Here are my discus tank at my home
Spec: 
Tank 90x50x50cm
Filter jebo 829
Lamp leutech 23wattx1, 32wattx1, Moonlight ledx2
Silica sand
Serpentine Stone
Rasamala Woods
Plant: crypto green

Fish:
11 Mix discus 
5 neon tetra
4 pinguin fish
2 ottoniculus

FTS:

















FISH:


----------



## Guest (May 24, 2012)

i must admit that i like the way your tank looks :thumb:


----------



## lwl (Nov 18, 2011)

phister said:


> i must admit that i like the way your tank looks :thumb:


Thank's :thumb:


----------



## jd lover (Mar 11, 2011)

Discus are stunted...


----------



## Deeda (Oct 12, 2012)

jd lover,

Please elaborate on your reply above. I am not familiar with Discus so more information may help me understand your comment and allow me to provide better information to others in the future.


----------



## jd lover (Mar 11, 2011)

Discus are football shaped. Has vivid colors for such small size. Big eyes.
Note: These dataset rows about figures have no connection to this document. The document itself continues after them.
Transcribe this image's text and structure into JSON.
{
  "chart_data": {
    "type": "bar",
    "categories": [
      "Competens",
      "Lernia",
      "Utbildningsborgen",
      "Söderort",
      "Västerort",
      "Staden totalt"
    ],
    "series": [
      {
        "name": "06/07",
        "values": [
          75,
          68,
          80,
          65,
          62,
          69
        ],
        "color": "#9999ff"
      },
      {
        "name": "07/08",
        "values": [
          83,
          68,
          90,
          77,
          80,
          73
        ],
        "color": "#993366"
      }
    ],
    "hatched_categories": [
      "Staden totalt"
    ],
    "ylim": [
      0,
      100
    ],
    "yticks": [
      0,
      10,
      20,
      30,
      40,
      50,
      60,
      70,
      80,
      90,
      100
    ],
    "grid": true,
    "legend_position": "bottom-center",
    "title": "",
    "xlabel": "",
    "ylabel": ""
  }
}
Chances are they are over 6months old and looking to be about 2.5-3 inches.


----------



## mok3t (Nov 28, 2008)

Agreed, tank is breathtaking but the discus look like they have big heads.


----------



## jd lover (Mar 11, 2011)

for comparason my 2 juvies vs his last 2 pictures


----------



## countryboy814 (Feb 19, 2012)

mok3t said:


> Agreed, tank is breathtaking but the discus look like they have big heads.


Discus are just heads.


----------